Currently I have many entities that are treated as points in space. I want to find all the distances between any two arbitrary groups of them. For example, n soldiers and m enemies, resulting in n * m simple distance calculations. However, this is not optimal. A possible alternative is to attach a reasonably small sphere collider to each relevant LocalToWorld-owning entity, and have Unity.Physics do the broadphase calculations to efficiently compute the distances between each relevant entity with OverlapAABB. Is this more or less efficient then simply calculating the distances between each group of entities?
Are groups defined with some lifetime or change every frame? What’s the scale on this? How many units/groups? What is the distance actually used for? What accuracy is required?
Amazing, I am just making this consideration myself.
I have a lot of volumes I want to check for overlapping colliders (to pick targets for gun turrets) and I currently use Overlap AABB in a parallel job every tick, that will probably get some load balancing to do it less often later when I figure out how to do that without ruining my chunk layout with Shared Component Data.
I was considering simplifying it to spherical n^2 tests because all of these entities are already in similar or same chunks thewthe my physics instancing is designed.
Given that a distance check is a dot product, I am sure that’s cheaper than an AABB test.
However, AABB has the advantage of treating elongated compound colliders better, but the disadvantage of being a box metric, not a sphere distance metric.
If you really need to optimize this, use a search tree or 2d/space3d partitioning (e.g. octrees) depending onwon your plan is.
A sparse octree is probably harder to get right in light of cache locality than just brute forcing it, though.
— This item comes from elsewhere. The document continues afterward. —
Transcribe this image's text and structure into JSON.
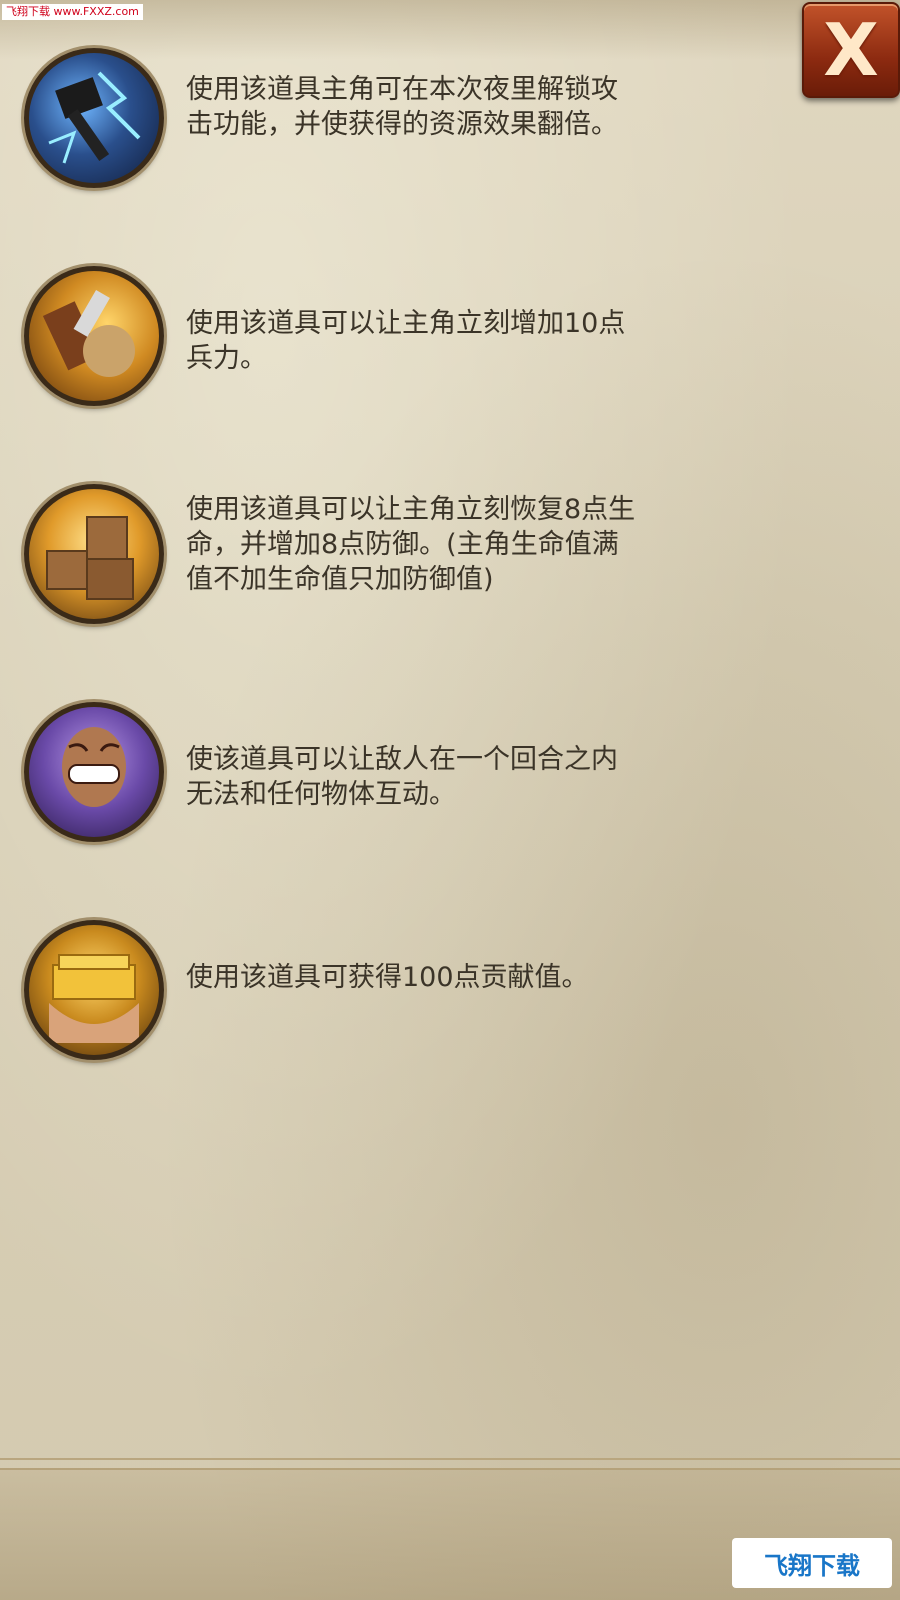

Different story for dense octrees.
The groups are defined by archetype, and may lose or gain members over time. Scale is in the 50s to 100s. If, for example, an enemy is close enough to a soldier, the soldier will add the enemy to a EnemyWithinRangeComponent DynamicBuffer. It doesn’t have to be accurate.
You basically want a proximity test? Sound like a voronoi/delaunay problem.
Overengenering aside, you should just implement a test case and profile on the main target hardware. There is no other optimal solution.
Just create a test project have only points gameobject, then test various sweeps test.